The first change experienced users will notice in version 6 is a new, streamlined, tab-based interface that draws a very sharp line between the Organizer and the Editor (see Figure 1.4). Then there’s Guided Edit (mentioned earlier in this hour), which walks you through image-editing tasks without actually doing them for you. The Magic Selection tool has been renamed the Quick Selection tool, like its counterpart in Photoshop, and the Refine Edge dialog box enables you to modify the tool’s selection parameters while keeping it active. Smart Albums, in the Organizer, update themselves automatically whenever a new image shows up that fits the criteria you’ve defined. You’ll also find more Create options and a centralized Sharing center. And ... but we should save some of the fun stuff for later hours. Don’t worry, there’s a lot more to learn about Photoshop Elements 6 as we travel through these 24 hours, and I think you’re really going to enjoy the ride.

In Photoshop Elements 6, you choose the photo you want to edit in Organizer and then switch to the Editor to modify the image.

Figure 1.4. In Photoshop Elements 6, you choose the photo you want to edit in Organizer and then switch to the Editor to modify the image.

Summary

You learned about several ways—in addition to reading this book—to get help using Photoshop Elements. Tool tips and built-in help tell you most of what you want to know. If you have web access, you can also check out the great information on the Adobe website, in the form of both LiveDocs (expanded help) and a PDF version of a traditional user manual.

Q&A

Q.

All this talk about needing help is making me nervous. Isn’t Photoshop Elements supposed to be easy to use?

A.

Don’t worry—Photoshop Elements really is easy to use. You might not ever need to use any of the resources we’ve looked at in this hour, but wouldn’t you rather know how to get to them if you ever do want them?

Q.

Can I find help in any other places?

A.

Oh, sure, especially on the Web. A couple of my favorite Photoshop Elements websites are Easy Elements (www.easyelements.com) and the About.com Photoshop Elements subsite (http://graphicssoft.about.com/od/pselements/). For print lovers, the Adobe Photoshop Elements Techniques newsletter comes out eight times a year and has tons of great tips, as well as a lot of extra content on the associated website (www.photoshopelementsuser.com).

Q.

What if I decide Photoshop Elements just doesn’t have the power I really need?

A.

If and when you decide to make the move to the big leagues, you can upgrade from Photoshop Elements to Photoshop itself for about $100 less than it would cost to buy Photoshop outright.

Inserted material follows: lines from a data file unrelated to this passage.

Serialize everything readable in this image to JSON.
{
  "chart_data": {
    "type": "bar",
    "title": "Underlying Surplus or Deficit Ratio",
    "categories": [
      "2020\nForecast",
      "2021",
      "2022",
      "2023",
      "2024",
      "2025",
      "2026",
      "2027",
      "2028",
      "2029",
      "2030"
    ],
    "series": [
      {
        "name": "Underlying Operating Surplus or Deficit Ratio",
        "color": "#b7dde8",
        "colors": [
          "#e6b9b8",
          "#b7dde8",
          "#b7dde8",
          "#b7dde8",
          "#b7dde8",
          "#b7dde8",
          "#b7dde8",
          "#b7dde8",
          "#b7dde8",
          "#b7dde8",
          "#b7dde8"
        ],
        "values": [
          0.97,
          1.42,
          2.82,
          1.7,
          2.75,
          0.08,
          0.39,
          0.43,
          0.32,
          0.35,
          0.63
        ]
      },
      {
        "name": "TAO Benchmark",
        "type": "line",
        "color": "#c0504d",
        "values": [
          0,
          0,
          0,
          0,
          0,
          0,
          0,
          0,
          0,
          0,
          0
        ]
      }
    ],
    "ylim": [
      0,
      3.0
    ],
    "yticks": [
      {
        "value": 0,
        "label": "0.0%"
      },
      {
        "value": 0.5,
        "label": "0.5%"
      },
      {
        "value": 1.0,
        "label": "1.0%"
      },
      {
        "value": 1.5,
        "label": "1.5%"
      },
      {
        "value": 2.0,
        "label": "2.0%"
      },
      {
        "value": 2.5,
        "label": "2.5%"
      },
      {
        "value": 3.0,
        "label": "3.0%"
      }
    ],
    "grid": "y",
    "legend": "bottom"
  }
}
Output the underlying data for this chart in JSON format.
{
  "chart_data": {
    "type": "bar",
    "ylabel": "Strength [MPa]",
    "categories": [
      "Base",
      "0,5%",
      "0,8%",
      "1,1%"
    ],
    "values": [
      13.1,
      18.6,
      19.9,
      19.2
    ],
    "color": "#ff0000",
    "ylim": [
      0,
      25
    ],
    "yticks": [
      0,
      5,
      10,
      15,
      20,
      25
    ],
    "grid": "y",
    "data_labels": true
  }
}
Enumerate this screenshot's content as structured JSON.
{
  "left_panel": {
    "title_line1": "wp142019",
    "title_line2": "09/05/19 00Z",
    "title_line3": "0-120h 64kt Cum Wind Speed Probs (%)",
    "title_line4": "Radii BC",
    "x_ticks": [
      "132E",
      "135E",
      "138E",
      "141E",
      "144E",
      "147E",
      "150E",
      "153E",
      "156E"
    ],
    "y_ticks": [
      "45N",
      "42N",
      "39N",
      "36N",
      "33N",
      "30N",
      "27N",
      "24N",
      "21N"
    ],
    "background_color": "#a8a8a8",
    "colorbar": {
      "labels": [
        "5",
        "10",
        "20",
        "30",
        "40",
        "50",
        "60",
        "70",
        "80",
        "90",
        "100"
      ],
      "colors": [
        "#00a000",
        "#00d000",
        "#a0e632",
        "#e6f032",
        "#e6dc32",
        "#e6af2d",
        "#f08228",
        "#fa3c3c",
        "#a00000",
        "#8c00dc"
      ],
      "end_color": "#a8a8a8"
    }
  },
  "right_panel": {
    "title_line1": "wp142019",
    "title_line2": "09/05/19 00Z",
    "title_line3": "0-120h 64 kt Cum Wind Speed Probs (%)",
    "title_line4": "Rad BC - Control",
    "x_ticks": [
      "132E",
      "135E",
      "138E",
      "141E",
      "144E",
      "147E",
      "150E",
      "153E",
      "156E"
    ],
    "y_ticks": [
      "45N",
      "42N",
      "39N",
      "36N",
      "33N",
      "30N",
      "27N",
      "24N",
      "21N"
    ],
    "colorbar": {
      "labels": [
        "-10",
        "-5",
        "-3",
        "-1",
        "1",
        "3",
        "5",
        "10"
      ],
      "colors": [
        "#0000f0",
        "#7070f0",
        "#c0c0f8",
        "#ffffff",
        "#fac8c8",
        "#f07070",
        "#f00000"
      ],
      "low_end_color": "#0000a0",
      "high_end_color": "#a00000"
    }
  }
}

So you have nothing whatsoever to lose by starting with Elements and later moving on up.

Workshop

Quiz

1.

Which Photoshop Elements feature is not found in Photoshop?

  1. CMYK color mode

  2. Color management

  3. Guided Edit

  4. The Quick Selection tool

2.

Tool tips appear only when you place the mouse cursor over a tool in the toolbox.

  1. True

  2. False

Quiz Answers

1.

C. You can think of Photoshop as the deep end of the swimming pool and Photoshop Elements as the warm, cozy Jacuzzi. Elements can walk you through tasks so you learn as you work, whereas Photoshop expects you to already know exactly what you’re doing.

2.

B. Tool tips pop up in all kinds of places throughout the Photoshop Elements interface, including palettes and the Options bar. You’ll learn more about the Elements interface in the next hour.

Activity

Let’s start things off easy. Choose Display, Date View to switch to viewing your photos in the framework of a calendar. Click the Month button at the bottom of the window, and then use the arrow buttons to move from month to month so you can check out the pictures on the calendar. Click a day to display its photo at the right side of the screen then use the arrows below the picture to see more photos from that day. Enter recurring events, such as birthdays and anniversaries, in the calendar by clicking the New Event button at the right edge of the window. You can even use this calendar as a journal by adding text notes to the days. Have fun!